Derecho ganado
¿Qué de raro tiene que Arnoldo Alemán haya asistido a la investidura presidencial de Daniel Ortega? Es también su triunfo. Sin un Arnoldo Alemán no habría un presidente Ortega ahora. Tiene todo el derecho de regocijarse, si es a él a quien más le cuesta. Al invitarlo, Daniel Ortega sólo está siendo agradecido con el hombre que hizo el trabajo sucio para que llegara ese momento que ayer se estaba celebrando.
Aliado vergonzante
Lo raro es que hasta ahora Ortega no haya ido a El Chile a agradecer por su victoria. Si no fuese un aliado vergonzante, más que en la plaza era en esa hacienda donde ayer debió estar celebrando. Porque, insisto, más que los votos de sus simpatizantes fue Alemán el artífice de su victoria. Es que si Daniel Ortega ha tenido un techo histórico de votos del 27 por ciento, por ejemplo, Arnoldo Alemán habría aceptado un mínimo de 25 por ciento para ganar y se habría dividido, no en dos, sino en tres el partido que en las dos ocasiones anteriores ha derrotado a Ortega.
Reglas a la medida
Alemán mismo, y quienes quieren exonerarlo de su aporte a la victoria sandinista, insisten en que sí es cierto que Ortega ganó porque existe un 35 por ciento como mínimo electoral, pero cualquiera de los otros pudo ganar con esas mismas reglas. Señores, es cierto que esas reglas eran para todos, pero están diseñadas a la medida de Ortega. A ver si me explico con otro ejemplo beisbolero. Supongamos que tenemos un bateador que le da duro a la pelota pero casi siempre de foul por el jardín izquierdo. Aprovechando no sé qué ventaja, el mánager logra que se amplíe el terreno de juego por el jardín izquierdo, de tal forma que los constantes batazos de su jugador sean ahora válidos. Así, con líneas tendidas que antes eran foules y ahora son batazos legítimos ganó por fin el juego.
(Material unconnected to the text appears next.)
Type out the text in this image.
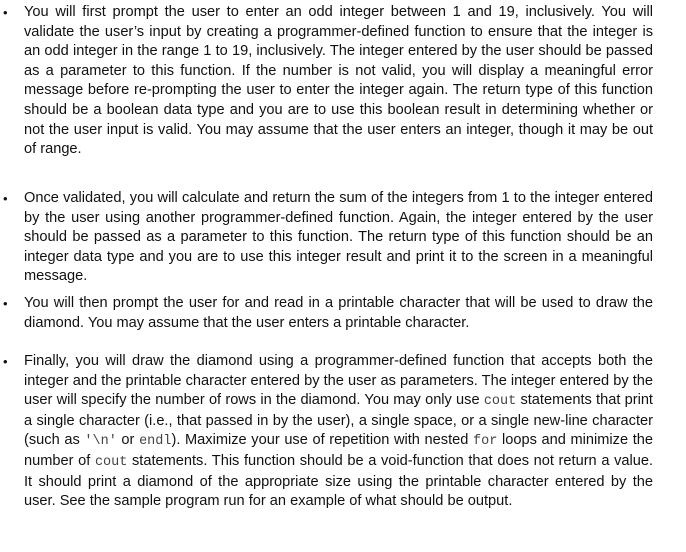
• You will first prompt the user to enter an odd integer between 1 and 19, inclusively. You will validate the user’s input by creating a programmer-defined function to ensure that the integer is an odd integer in the range 1 to 19, inclusively. The integer entered by the user should be passed as a parameter to this function. If the number is not valid, you will display a meaningful error message before re-prompting the user to enter the integer again. The return type of this function should be a boolean data type and you are to use this boolean result in determining whether or not the user input is valid. You may assume that the user enters an integer, though it may be out of range.
• Once validated, you will calculate and return the sum of the integers from 1 to the integer entered by the user using another programmer-defined function. Again, the integer entered by the user should be passed as a parameter to this function. The return type of this function should be an integer data type and you are to use this integer result and print it to the screen in a meaningful message.
• You will then prompt the user for and read in a printable character that will be used to draw the diamond. You may assume that the user enters a printable character.
• Finally, you will draw the diamond using a programmer-defined function that accepts both the integer and the printable character entered by the user as parameters. The integer entered by the user will specify the number of rows in the diamond. You may only use cout statements that print a single character (i.e., that passed in by the user), a single space, or a single new-line character (such as '\n' or endl). Maximize your use of repetition with nested for loops and minimize the number of cout statements. This function should be a void-function that does not return a value. It should print a diamond of the appropriate size using the printable character entered by the user. See the sample program run for an example of what should be output.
Ideay, podríamos decir, también el otro equipo podía batear por la nueva zona incorporada al campo. Eran las mismas reglas para todos.
Léxico
Me llama la atención que de las 1,242 palabras que componían el mensaje de despedida del presidente Bolaños el pasado lunes, ninguna de ellas fue “corrupción”. A pesar que fue la bandera con que comenzó su gestión, al momento de su despedida dejó de existir esa palabra en su diccionario.
Traspuesto
Transponer. El diccionario de la Real Academia Española de la Lengua lo define como “poner a alguien o algo más allá, en lugar diferente del que ocupaba”. En Nicaragua “transponer” o más bien “trasponer” lo usamos para indicar cuando una cosa ha sido colocada maliciosamente fuera de su lugar, esperando que su ausencia pase inadvertida para luego quedarse con ella. Es una de las primeras etapas del verbo robar. Alguien de confianza, por ejemplo, traspone, del joyero a una gaveta, una cadena de oro en una casa. Si nadie nota la pérdida o si notándola no lo incriminan, se quedará con ella. Pero si de repente la situación se le va poniendo difícil y todos los dedos lo acusan, podrá decir que la cadena que todos buscan estaba en la gaveta y que por gusto le están echando la culpa a él.
Lotería
¿Por qué traigo el trasponer a colación? Porque esa fue la palabra que se le vino en mente a miles de personas en el caso de la Lotería. A pesar de todas las explicaciones legales y disculpas que puedan ofrecer sus administradores, queda la sospecha de que el premio del millón de dólares estaba “traspuesto” y si no se hubiese armado el escándalo que se armó, y que obligó a sacar lo traspuesto, tendríamos a unos nuevos millonarios que se ganaron el gordo sin haber comprado siquiera un vigésimo.